Residents of Jamia Nagar and human rights activists held a protest under the aegis of the Jamia Teachers' Solidarity Association outside the Delhi Police Headquarters near ITO here on Monday against what they termed as a “communal witch-hunt unleashed by the police”.

Accusing the police of indulging in communal profiling in the area, the protesters said incidents of the past few days have revealed that whenever they were in need of “showing results”, they would turn to Jamia Nagar. A Special Staff team had recently questioned two young men on suspicion of their involvement in auto-theft cases, sparking off a protest by the locals.

In another incident reported this past week, a Bangladesh Cell team from South Delhi raided a house in Batla House in the dead of night and were trying to take them away in a police van when, woken up by the commotion, the residents confronted them.

“They tried to round up poor workers from Kishanganj and Darbhanga in Bihar, suspecting them of being illegal Bangladeshi immigrants. Even though they produced their voter identity cards and other documents to prove that they were Indian nationals, the police forced them into their vehicle. They would have ended up in jail had it not been for the vigilance of area residents, who came to their rescue and raised an alarm,” said an Association member.

Akhlak Ahmad of the Association for Protection of Civil Rights, who participated in the protest, said incidents like these lowered the credibility of the police as a defender of law-abiding citizens.

“The police are there to create a sense of security and not of fear among the citizens,” he added.

Following a complaint lodged by the victims, eight policemen were placed under suspension pending inquiry.

The JTSA said recent incidents had made it amply clear that the police were indulging in communal profiling. “It is also being made out that the local police are innocent and that the only crime the Bangladesh Cell or the Special Staff committed was that they did not inform the local police. However, the local police are themselves guilty of resorting to similar tactics,” it said.

The Association said last week, two Jamia students were made to submit their fingerprints which were then fed into the police computer records.

The reason given was that the police were investigating an auto-theft case and needed to show that they had actually done some investigation.

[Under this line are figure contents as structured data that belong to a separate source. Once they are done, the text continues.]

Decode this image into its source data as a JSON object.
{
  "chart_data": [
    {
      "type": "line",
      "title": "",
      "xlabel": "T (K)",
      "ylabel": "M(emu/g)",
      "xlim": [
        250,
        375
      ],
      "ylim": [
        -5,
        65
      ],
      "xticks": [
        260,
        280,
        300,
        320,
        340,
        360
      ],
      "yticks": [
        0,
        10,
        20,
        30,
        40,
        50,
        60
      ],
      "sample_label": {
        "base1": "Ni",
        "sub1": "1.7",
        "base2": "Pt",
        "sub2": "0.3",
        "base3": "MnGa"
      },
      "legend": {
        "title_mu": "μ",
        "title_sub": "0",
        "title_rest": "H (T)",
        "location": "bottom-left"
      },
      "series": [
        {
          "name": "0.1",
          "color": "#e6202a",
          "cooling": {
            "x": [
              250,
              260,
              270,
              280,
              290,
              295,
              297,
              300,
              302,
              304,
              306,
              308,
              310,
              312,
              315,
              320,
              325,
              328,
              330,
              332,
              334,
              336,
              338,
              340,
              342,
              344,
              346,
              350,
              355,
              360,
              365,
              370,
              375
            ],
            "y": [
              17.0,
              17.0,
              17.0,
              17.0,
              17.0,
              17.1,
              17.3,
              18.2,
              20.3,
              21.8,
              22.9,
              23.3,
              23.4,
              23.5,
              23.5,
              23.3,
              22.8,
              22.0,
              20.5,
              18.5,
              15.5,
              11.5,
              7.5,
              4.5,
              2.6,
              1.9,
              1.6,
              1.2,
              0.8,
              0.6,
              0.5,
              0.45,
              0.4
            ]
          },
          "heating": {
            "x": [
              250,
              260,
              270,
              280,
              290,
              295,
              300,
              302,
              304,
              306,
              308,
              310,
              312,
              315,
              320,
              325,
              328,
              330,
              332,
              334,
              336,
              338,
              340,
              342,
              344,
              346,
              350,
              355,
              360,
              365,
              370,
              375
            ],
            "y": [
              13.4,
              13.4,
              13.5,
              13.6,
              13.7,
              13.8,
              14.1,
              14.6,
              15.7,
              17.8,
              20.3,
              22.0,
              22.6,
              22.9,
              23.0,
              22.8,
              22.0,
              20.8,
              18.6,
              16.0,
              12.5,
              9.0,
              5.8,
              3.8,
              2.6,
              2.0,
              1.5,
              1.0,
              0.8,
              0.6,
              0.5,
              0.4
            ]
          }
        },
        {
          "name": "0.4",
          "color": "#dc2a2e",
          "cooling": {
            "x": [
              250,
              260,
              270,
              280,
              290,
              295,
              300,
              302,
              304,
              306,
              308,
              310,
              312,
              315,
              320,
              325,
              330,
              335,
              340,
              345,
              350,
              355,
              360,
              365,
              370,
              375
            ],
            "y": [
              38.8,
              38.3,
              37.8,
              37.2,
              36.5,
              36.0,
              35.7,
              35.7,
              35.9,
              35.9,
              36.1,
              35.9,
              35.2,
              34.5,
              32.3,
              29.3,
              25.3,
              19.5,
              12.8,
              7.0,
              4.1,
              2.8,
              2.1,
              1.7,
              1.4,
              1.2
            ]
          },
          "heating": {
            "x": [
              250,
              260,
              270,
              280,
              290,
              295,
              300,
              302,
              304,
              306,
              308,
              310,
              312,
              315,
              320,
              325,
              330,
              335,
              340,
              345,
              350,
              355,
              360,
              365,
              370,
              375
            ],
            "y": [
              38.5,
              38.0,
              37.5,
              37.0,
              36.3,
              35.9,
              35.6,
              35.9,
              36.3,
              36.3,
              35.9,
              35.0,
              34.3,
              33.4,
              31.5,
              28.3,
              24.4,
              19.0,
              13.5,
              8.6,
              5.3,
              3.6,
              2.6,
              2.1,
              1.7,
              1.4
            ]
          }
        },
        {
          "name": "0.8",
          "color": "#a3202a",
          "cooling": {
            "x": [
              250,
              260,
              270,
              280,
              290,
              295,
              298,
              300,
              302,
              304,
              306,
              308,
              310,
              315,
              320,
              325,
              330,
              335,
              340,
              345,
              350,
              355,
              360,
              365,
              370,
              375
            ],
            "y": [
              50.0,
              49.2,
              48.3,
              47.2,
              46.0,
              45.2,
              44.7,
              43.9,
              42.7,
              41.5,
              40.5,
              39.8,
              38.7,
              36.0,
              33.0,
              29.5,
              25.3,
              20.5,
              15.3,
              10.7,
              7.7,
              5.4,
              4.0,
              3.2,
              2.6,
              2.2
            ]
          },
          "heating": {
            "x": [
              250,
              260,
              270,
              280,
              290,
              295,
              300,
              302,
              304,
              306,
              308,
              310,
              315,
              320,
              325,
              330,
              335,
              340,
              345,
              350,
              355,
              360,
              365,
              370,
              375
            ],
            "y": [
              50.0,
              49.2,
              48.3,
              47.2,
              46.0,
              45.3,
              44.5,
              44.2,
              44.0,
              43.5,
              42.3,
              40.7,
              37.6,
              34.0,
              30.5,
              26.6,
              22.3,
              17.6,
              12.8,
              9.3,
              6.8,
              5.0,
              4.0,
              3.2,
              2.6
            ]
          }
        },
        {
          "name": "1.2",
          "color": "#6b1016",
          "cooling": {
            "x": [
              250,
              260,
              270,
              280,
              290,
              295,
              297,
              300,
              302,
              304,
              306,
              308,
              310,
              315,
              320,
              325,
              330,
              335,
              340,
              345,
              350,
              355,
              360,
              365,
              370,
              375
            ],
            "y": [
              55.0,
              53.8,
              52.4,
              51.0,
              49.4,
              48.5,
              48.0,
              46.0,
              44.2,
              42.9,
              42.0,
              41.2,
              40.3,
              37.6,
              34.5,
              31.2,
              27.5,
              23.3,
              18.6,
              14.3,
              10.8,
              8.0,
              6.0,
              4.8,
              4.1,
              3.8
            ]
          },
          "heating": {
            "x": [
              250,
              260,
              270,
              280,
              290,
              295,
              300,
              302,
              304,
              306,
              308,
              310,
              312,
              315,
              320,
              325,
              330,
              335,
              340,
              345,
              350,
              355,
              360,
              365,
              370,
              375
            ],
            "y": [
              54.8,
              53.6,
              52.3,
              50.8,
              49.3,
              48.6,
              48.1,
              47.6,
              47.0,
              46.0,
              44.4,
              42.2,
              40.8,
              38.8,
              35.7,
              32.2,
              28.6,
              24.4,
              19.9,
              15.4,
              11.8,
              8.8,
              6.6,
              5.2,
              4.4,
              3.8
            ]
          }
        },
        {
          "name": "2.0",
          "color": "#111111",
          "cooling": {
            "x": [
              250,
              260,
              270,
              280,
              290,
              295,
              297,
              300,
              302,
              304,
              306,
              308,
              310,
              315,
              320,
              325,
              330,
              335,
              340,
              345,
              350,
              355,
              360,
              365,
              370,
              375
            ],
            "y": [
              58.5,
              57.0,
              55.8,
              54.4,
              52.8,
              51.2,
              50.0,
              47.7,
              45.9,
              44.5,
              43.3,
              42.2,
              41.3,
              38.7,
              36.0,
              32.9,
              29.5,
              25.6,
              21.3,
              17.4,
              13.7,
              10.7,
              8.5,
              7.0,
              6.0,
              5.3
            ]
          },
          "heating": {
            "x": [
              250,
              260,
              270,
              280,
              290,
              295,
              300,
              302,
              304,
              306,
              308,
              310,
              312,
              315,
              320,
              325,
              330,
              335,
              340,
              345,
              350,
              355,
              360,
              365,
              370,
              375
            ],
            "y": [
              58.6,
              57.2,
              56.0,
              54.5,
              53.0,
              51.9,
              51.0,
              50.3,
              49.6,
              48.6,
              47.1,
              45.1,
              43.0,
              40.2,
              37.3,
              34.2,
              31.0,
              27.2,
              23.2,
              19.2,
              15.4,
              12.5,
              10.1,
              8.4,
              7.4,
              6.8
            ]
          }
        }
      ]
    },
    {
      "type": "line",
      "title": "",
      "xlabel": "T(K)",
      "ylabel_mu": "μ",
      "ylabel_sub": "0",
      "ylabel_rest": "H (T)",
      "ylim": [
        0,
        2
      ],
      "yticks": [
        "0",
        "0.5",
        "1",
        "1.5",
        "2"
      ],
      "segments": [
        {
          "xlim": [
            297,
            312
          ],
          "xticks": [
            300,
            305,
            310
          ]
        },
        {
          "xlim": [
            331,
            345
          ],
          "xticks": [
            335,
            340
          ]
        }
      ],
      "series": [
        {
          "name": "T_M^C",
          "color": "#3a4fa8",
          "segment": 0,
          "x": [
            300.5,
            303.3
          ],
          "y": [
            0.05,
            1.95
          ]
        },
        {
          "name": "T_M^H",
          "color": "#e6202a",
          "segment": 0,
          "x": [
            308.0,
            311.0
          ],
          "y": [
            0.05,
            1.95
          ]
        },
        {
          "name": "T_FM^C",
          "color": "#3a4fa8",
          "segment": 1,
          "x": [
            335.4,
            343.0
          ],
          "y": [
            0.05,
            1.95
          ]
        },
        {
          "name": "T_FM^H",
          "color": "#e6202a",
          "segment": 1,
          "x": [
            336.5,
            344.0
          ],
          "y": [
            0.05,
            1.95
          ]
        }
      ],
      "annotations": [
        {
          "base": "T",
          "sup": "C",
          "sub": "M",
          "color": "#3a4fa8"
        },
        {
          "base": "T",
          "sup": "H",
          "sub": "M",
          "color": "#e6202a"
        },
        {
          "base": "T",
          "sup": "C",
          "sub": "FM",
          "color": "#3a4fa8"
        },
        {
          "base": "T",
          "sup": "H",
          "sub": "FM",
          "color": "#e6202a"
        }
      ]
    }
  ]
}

Since the fingerprints of these students did not match with the police records, the police reassured them that they need not bother.

The JTSA said given the history of innocent people being framed by the police, the boys feared that they would meet the same fate one day, now that their fingerprints are with the police.

“Is this how the police conduct their investigations? Whether it is an auto-theft or a terror attack, shoddiness in investigations is the hallmark of the police,” said the Association representatives.